M. BERNIER. — Tu n’as jamais parlé si bien, Julie. Voilà donc, que nous allons nous entendre. Aujourd’hui, je conçois que le meilleur moyen d’assurer l’avenir de Jules, c’est de l’envoyer à l’étranger.

Mme BERNIER. — Non… nous ne pourrons nous entendre sur ce terrain. Car je devine ton but, André : tu veux écarter Jules, l’éloigner pour qu’il ne reste aucun motif, que dis-je ? aucun scrupule de donner toute ta fortune à Louis. Eh bien ! moi je ne veux pas cela.

M. BERNIER.(avec surprise) Tu ne veux pas cela ?

Mme BERNIER. — Je m’oppose à l’éloignement de Jules pour le profit entier de l’autre.

M. BERNIER.(avec sévérité) Tu me saisis mal. Quand Jules sera assagi, je serai disposé à tout faire pour lui.

Mme BERNIER. — Il y a moyen de l’assagir sans l’éloigner de la maison, sans le chasser.

M. BERNIER.(autoritaire). Il n’y a pas d’autre moyen. J’ai décidé qu’il partira.

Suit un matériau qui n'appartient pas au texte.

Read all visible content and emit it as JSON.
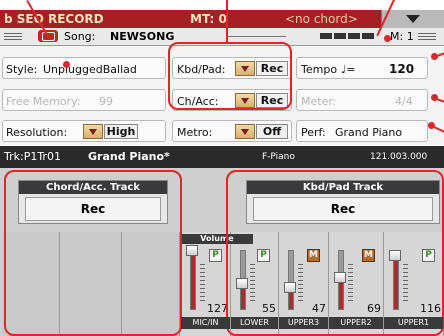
{
  "title_bar": {
    "mode": "b SEQ RECORD",
    "meter": "MT: 0",
    "chord": "<no chord>"
  },
  "song_bar": {
    "song_label": "Song:",
    "song_name": "NEWSONG",
    "measure": "M: 1"
  },
  "params": {
    "style_label": "Style:",
    "style_value": "UnpluggedBallad",
    "free_memory_label": "Free Memory:",
    "free_memory_value": "99",
    "resolution_label": "Resolution:",
    "resolution_value": "High",
    "kbd_pad_label": "Kbd/Pad:",
    "kbd_pad_value": "Rec",
    "ch_acc_label": "Ch/Acc:",
    "ch_acc_value": "Rec",
    "metro_label": "Metro:",
    "metro_value": "Off",
    "tempo_label": "Tempo",
    "tempo_note": "♩=",
    "tempo_value": "120",
    "meter_label": "Meter:",
    "meter_value": "4/4",
    "perf_label": "Perf:",
    "perf_value": "Grand Piano"
  },
  "track_info": {
    "track": "Trk:P1Tr01",
    "sound": "Grand Piano*",
    "family": "F-Piano",
    "bank": "121.003.000"
  },
  "tracks": {
    "chord_acc_title": "Chord/Acc. Track",
    "chord_acc_value": "Rec",
    "kbd_pad_title": "Kbd/Pad Track",
    "kbd_pad_value": "Rec"
  },
  "mixer": {
    "volume_label": "Volume",
    "channels": [
      {
        "name": "MIC/IN",
        "value": "127",
        "level": 1.0,
        "button": "P"
      },
      {
        "name": "LOWER",
        "value": "55",
        "level": 0.43,
        "button": "P"
      },
      {
        "name": "UPPER3",
        "value": "47",
        "level": 0.37,
        "button": "M"
      },
      {
        "name": "UPPER2",
        "value": "69",
        "level": 0.54,
        "button": "M"
      },
      {
        "name": "UPPER1",
        "value": "116",
        "level": 0.91,
        "button": "P"
      }
    ]
  },
  "colors": {
    "title_red": "#a51f25",
    "callout_red": "#e0252b",
    "slider_fill": "#a0312e"
  }
}
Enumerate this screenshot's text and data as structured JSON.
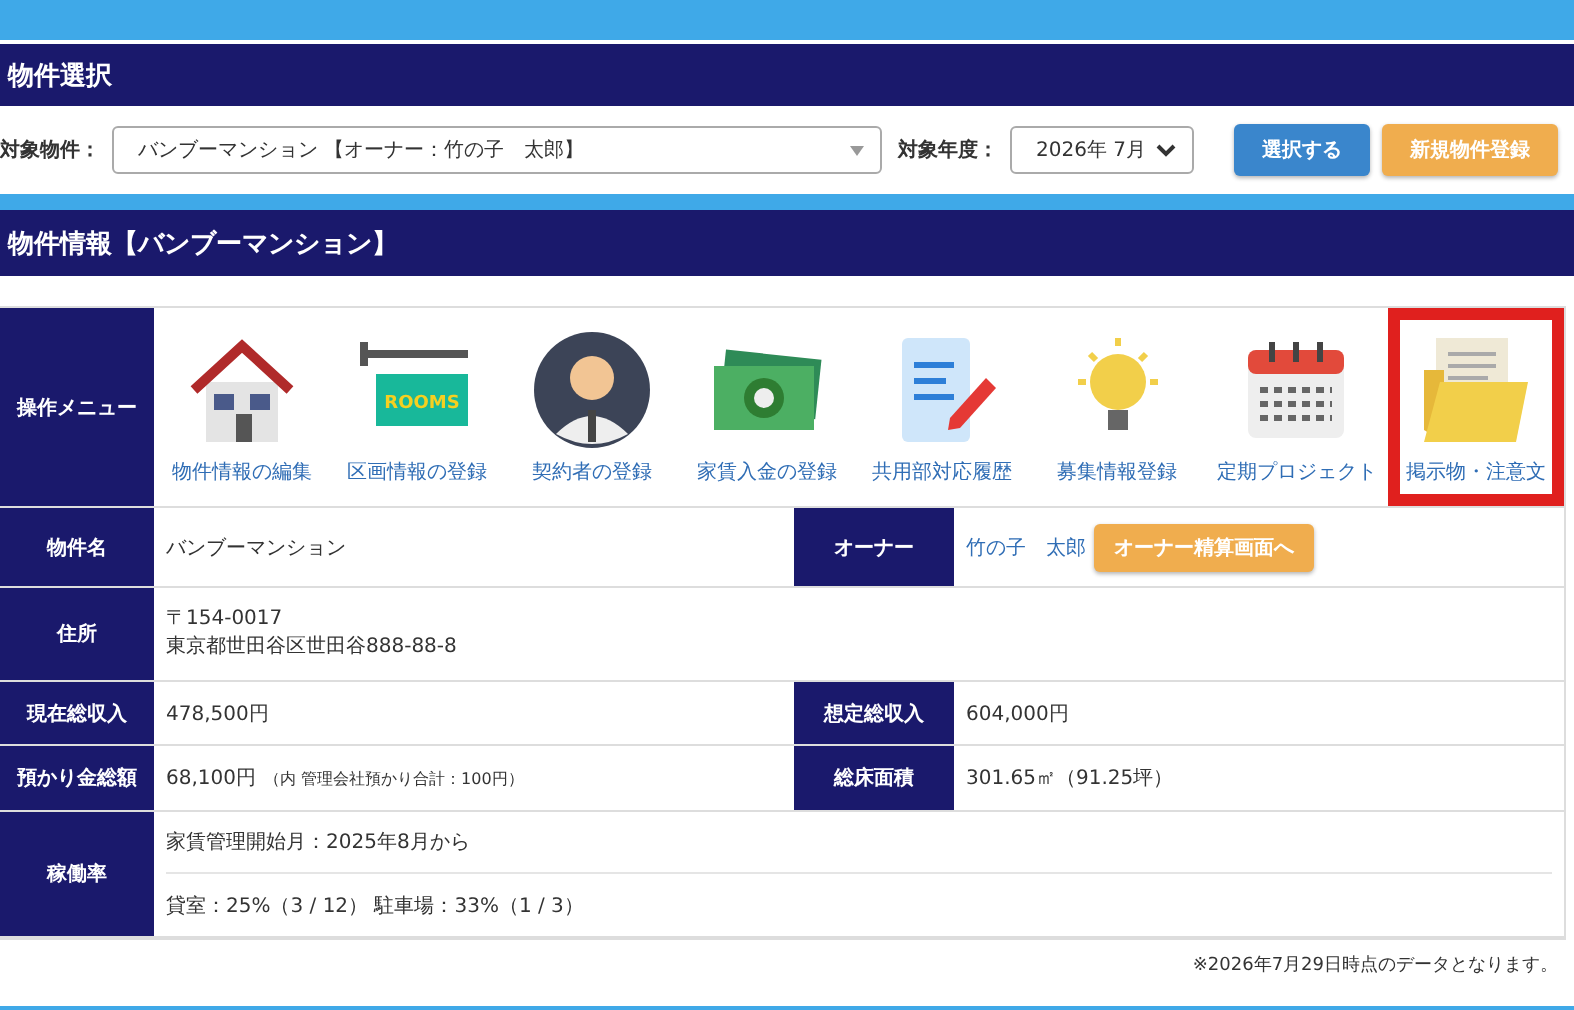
{
  "property_select": {
    "heading": "物件選択",
    "property_label": "対象物件：",
    "property_value": "バンブーマンション 【オーナー：竹の子　太郎】",
    "year_label": "対象年度：",
    "year_value": "2026年 7月",
    "buttons": [
      {
        "label": "選択する",
        "kind": "primary"
      },
      {
        "label": "新規物件登録",
        "kind": "warning"
      }
    ]
  },
  "property_info": {
    "heading": "物件情報【バンブーマンション】",
    "menu_label": "操作メニュー",
    "menu_items": [
      {
        "label": "物件情報の編集",
        "kind": "house",
        "highlighted": false
      },
      {
        "label": "区画情報の登録",
        "kind": "sign",
        "sign_text": "ROOMS",
        "highlighted": false
      },
      {
        "label": "契約者の登録",
        "kind": "person",
        "highlighted": false
      },
      {
        "label": "家賃入金の登録",
        "kind": "money",
        "highlighted": false
      },
      {
        "label": "共用部対応履歴",
        "kind": "document",
        "highlighted": false
      },
      {
        "label": "募集情報登録",
        "kind": "bulb",
        "highlighted": false
      },
      {
        "label": "定期プロジェクト",
        "kind": "calendar",
        "highlighted": false
      },
      {
        "label": "掲示物・注意文",
        "kind": "folder",
        "highlighted": true
      }
    ],
    "name": {
      "label": "物件名",
      "value": "バンブーマンション"
    },
    "owner": {
      "label": "オーナー",
      "link": "竹の子　太郎",
      "button": "オーナー精算画面へ"
    },
    "address": {
      "label": "住所",
      "lines": [
        "〒154-0017",
        "東京都世田谷区世田谷888-88-8"
      ]
    },
    "current_income": {
      "label": "現在総収入",
      "value": "478,500円"
    },
    "expected_income": {
      "label": "想定総収入",
      "value": "604,000円"
    },
    "deposits": {
      "label": "預かり金総額",
      "value": "68,100円",
      "note": "（内 管理会社預かり合計：100円）"
    },
    "floor_area": {
      "label": "総床面積",
      "value": "301.65㎡（91.25坪）"
    },
    "occupancy": {
      "label": "稼働率",
      "lines": [
        "家賃管理開始月：2025年8月から",
        "貸室：25%（3 / 12） 駐車場：33%（1 / 3）"
      ]
    },
    "footnote": "※2026年7月29日時点のデータとなります。"
  }
}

Mme BERNIER.(se levant de nouveau) Il ne partira pas !

M. BERNIER.(se levant aussi) Ne suis-je plus le maître ici ?

Mme BERNIER. — Soit. Mais je partirai avec lui !

M. BERNIER. — Tu resteras avec moi !

Mme BERNIER. — Non. Chassant le fils, tu chasseras la mère !

M. BERNIER.(tremblant de colère) C’est assez, Julie. Je commence à sentir la secousse… et tu la connais, prends garde !

(Un temps. M. Bernier se promène avec agitation. Mme Bernier observe son mari avec crainte. Plus tard elle s’approche de lui, l’arrête par un bras qu’elle a saisi de ses deux mains.)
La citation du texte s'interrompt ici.